Most of the summer was lost to this blog, too. I didn't take nearly as many photos of our family as I usually do. Used to do. Partly because the girls just scream at me when I get out the camera, partly because I just got lazy, partly, I'd like to think, because when I was with the girls this summer, I was WITH them, and not hovering above to record and remember. That's a good thing.
I never got around to describing the girls' birthday party, which started as a disaster and ended in great good fun. Coming out of a government shutdown, we didn't know if our desired venue--the north commons water park--would be open. Turns out they were (yay!) just not at the hour we specified (boo!) So we lost several people along the way, but ended up having a marvelous picnic with two families, including self-frosted cupcakes and presents. As we were about to wrap it up, we decided to hit the waterpark instead just as they opened, and the kids were in heaven. Not bad for the grown-ups, either, with the two huge water slides for us, too. We wrapped up at our friend Silo's house for pizza. A long, wonderful day.

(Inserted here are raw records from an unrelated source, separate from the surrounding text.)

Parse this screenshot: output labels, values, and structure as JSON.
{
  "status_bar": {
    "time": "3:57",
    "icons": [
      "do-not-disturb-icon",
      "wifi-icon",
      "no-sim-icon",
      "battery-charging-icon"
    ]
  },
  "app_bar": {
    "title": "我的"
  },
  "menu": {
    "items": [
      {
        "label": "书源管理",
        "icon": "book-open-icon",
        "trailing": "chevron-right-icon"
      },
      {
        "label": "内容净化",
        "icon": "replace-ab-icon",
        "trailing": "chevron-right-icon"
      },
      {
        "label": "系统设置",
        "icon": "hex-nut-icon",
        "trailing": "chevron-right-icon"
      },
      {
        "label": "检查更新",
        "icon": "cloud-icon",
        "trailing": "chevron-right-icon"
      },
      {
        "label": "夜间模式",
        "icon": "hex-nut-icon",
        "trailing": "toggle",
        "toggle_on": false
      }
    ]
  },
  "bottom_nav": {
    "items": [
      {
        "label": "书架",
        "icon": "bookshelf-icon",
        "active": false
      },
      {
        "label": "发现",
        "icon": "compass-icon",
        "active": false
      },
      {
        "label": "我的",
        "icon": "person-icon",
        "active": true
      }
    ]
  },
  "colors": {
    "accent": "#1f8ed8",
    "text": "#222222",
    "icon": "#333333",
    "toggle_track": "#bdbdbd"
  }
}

We went camping with the Harringtons. It was perhaps the most humid weekend of the year. There were trains that ran so close to the campground I could swear they were barreling through our tents. And there was an insane lightning and thunderstorm that wind whipped the tents and sent fear through my fingertips: what if the lightning strikes the tree we are camped so near? What if it runs through the ground, drawn to our metal tent poles? We were in separate tents, Dave with Clio, me with Eleri, and that sweet girl slept right through. IT lasted 45 minutes. when it was over, another train barreled through. You know what though? The campground had a lovely beach on Lake Pepin, and we spent most of the time in the water. Despite everything, the girls loved it.
We spent time in the garden. And drawing with sidewalk chalk. And visiting the local playgrounds and water features. Minnesota has a LOT of amazing pools and wading pools and sprinkling devices. A LOT. Especially for a state that freezes over for half the year.
The girls went to Grandma and Grandpa's when I went to NYC. They always have a great time with the kittens.
It's always so weird to wrap up a season in a post. It always feels both forever ago and just like yesterday. That will never be revelatory, but it will always be true.
School has begun. Leaves are changing. Life moves forward.